Srinivasan Natarajan – 3rd expert on this subject based on the ideXlab platform

  • use of polyazaheterocycles in the assembly of new Cadmium Sulfate frameworks synthesis structure and properties
    Crystal Growth & Design, 2010
    Co-Authors: Avijit Kumar Paul, Udishnu Sanyal, Srinivasan Natarajan

    Abstract:

    The reaction of Cadmium Sulfate in the presence of polyazaheterocyclic organic molecules gave rise to a variety of new Cadmium Sulfate phases in water containing solvothermal reaction. The compounds have two- (I) and three-dimensionally (II-VI) extended structures. All the compounds have structures built up by the connectivity involving the Cadmium octahedra and the Sulfate tetrahedra in which the heterocyclic organic molecules act as the ligand. The linkages between the Cd2+ and (SO4)2- ions form one- (II), two- (I, III, and IV), and three- (V and VI) dimensionally extended Cadmium Sulfate phases. The connectivity between Cd2+ ion and the heterocyclic ligand also gives rise to one- and two-dimensional structures. The inter-connectivity between the two units gives rise to the observed structures. The presence of Cd-O-Cd chains and Cd-O-Cd layers in some of the structures is noteworthy. The adsorption/desorption studies suggest that the Cadmium Sulfate phases adsorb/desorb anionic dyes selectively in the presence of water/ethanol, respectively. The photocatalytic degradation studies on cationic dyes under UV-irradiation indicate modest activity. The cyanosilylation of imines using the present compounds as heterogeneous catalyst indicate good catalytic behavior. The various properties exhibited by the Cadmium Sulfate phases suggest that these compounds are versatile. All the compounds were characterized by powder X-ray diffraction, thermogravimetric analysis, infrared (IR) and UV-visible studies.

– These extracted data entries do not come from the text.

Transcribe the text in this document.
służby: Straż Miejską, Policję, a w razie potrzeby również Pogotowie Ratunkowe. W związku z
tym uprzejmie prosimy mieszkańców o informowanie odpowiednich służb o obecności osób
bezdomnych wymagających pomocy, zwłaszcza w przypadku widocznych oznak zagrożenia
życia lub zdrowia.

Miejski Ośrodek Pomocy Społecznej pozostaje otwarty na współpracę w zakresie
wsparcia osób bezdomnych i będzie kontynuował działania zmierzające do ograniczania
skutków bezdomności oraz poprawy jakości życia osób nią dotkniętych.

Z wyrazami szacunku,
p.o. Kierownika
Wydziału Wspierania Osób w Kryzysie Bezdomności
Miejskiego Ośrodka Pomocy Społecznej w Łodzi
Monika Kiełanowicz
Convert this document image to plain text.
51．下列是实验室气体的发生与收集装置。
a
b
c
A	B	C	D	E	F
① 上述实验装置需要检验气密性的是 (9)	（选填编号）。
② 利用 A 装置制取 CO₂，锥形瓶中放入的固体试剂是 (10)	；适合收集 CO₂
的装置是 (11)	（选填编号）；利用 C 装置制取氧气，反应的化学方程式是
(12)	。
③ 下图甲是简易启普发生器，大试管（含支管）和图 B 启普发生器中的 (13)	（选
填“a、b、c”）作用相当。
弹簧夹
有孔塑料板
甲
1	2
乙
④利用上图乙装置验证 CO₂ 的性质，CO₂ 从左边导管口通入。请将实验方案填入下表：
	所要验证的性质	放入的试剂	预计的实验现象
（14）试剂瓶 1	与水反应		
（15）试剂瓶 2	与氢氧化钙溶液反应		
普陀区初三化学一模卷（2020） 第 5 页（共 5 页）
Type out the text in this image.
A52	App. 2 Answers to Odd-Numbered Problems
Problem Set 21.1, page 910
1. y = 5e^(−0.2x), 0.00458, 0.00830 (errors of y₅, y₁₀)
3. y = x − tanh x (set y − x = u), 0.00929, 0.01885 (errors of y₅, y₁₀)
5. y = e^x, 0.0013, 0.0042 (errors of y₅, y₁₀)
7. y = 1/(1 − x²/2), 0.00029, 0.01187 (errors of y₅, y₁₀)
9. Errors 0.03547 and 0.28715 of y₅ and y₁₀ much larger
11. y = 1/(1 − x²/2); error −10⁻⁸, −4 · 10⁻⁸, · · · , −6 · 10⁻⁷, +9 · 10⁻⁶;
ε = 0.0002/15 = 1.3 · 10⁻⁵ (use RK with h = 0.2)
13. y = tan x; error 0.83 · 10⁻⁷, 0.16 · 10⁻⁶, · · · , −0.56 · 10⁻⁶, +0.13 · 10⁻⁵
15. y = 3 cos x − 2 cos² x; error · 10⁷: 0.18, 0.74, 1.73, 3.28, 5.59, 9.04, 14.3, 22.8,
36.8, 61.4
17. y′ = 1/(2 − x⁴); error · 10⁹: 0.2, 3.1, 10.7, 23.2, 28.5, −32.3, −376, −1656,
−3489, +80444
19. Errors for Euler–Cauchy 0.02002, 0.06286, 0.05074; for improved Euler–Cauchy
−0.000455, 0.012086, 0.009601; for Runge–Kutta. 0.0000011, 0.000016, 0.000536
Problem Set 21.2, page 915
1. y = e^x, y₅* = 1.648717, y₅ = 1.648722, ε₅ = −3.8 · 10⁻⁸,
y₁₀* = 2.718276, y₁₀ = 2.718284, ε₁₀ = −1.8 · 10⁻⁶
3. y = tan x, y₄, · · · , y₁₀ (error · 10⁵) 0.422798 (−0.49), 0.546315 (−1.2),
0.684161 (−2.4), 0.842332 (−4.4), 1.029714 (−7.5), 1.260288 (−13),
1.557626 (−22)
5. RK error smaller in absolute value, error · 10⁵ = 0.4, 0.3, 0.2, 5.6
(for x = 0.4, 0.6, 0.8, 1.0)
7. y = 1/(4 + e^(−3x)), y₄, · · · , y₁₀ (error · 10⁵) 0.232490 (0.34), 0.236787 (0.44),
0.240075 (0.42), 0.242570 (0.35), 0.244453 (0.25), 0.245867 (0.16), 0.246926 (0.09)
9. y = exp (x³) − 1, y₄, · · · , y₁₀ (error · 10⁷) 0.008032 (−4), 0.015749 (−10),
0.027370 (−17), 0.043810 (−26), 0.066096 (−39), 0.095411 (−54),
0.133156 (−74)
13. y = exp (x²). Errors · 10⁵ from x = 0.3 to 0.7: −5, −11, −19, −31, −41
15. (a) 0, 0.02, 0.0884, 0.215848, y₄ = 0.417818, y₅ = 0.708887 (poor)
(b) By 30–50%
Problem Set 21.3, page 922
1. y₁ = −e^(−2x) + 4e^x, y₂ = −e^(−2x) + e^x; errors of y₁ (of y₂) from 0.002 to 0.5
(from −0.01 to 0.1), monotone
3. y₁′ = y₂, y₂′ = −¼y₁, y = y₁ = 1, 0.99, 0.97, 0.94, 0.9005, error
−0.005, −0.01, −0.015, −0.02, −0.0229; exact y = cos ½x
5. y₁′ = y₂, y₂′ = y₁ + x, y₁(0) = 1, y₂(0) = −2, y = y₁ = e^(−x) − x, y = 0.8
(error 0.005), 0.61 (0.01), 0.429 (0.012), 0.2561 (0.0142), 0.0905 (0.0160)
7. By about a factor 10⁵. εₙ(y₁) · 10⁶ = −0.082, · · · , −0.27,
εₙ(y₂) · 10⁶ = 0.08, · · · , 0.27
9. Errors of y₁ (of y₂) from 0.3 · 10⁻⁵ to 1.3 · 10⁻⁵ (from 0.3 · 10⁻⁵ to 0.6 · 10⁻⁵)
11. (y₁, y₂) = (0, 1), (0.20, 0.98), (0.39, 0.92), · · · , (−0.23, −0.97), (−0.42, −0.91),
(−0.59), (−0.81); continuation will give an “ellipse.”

  • Synthesis, structure, transformation studies and catalytic properties of open-framework Cadmium thioSulfate compounds.
    Dalton Transactions, 2010
    Co-Authors: Avijit Kumar Paul, Giridhar Madras, Srinivasan Natarajan

    Abstract:

    Five new thioSulfate based inorganic–organic hybrid open-framework compounds have been synthesized employing mild reaction conditions. Of the five compounds, [Na2(H2O)8][Cd(C10H8N2)(S2O3)2]·2H2O, I and [Cd2(C10H8N2)2(HS2O3)2(S2O3)2][(C10H9N2)2(C10H8N2)2]·8H2O, II have one-dimensional (1D) structures and [Cd(C10H8N2)(H2O)2(S2O3)]·2H2O, III, [Cd2(C10H8N2)3(S2O3)2], IV and [Cd2(C10H8N2)2.5(S2O3)2], V have three-dimensional (3D) structures. The 1D structures are somewhat related, formed by the bonding between tetrahedral Cd centers (CdN2S2) and 4,4′-bipyridine (bpy) units. The inter-chain spaces are occupied by the hanging thioSulfate units in both the cases along with Na(H2O)6 chains in I and free bpy units in II. The three 3D structures have one-dimensional Cadmium thioSulfate chains linked by bpy units. Interpenetration has been observed in all the 3D structures. The 3D structures appear to be related and can be derived from fgs net. Transformation studies on the 1D compound, [Na2(H2O)8][Cd(C10H8N2)(S2O3)2]·2H2O, I, indicated a facile formation of [Cd(C10H8N2)(H2O)2(S2O3)]·2H2O, III. Prolonged heating of I gave rise to a 3D Cadmium Sulfate phase, [Cd2(C10H8N2)2(H2O)3(SO4)2]·2H2O, VI. Compound VI has one-dimensional Cadmium Sulfate chains formed by six-membered rings connected by bpy units to form a 3D structure, which appears to resemble the topological arrangement of III. Transformation studies of III indicates the formation of IV and V, and at a higher temperature a new 3D Cadmium Sulfate, [Cd(C10H8N2)(SO4)], VII. Compound VII has a 4 × 4 grid Cadmium Sulfate layers pillared by bpy units. All the compounds were characterized by PXRD, TGA, IR and UV-visible studies. Preliminary studies on the possible use of the 3D compounds (III–VII) in heterogeneous cyanosilylation of imines appear to be promising.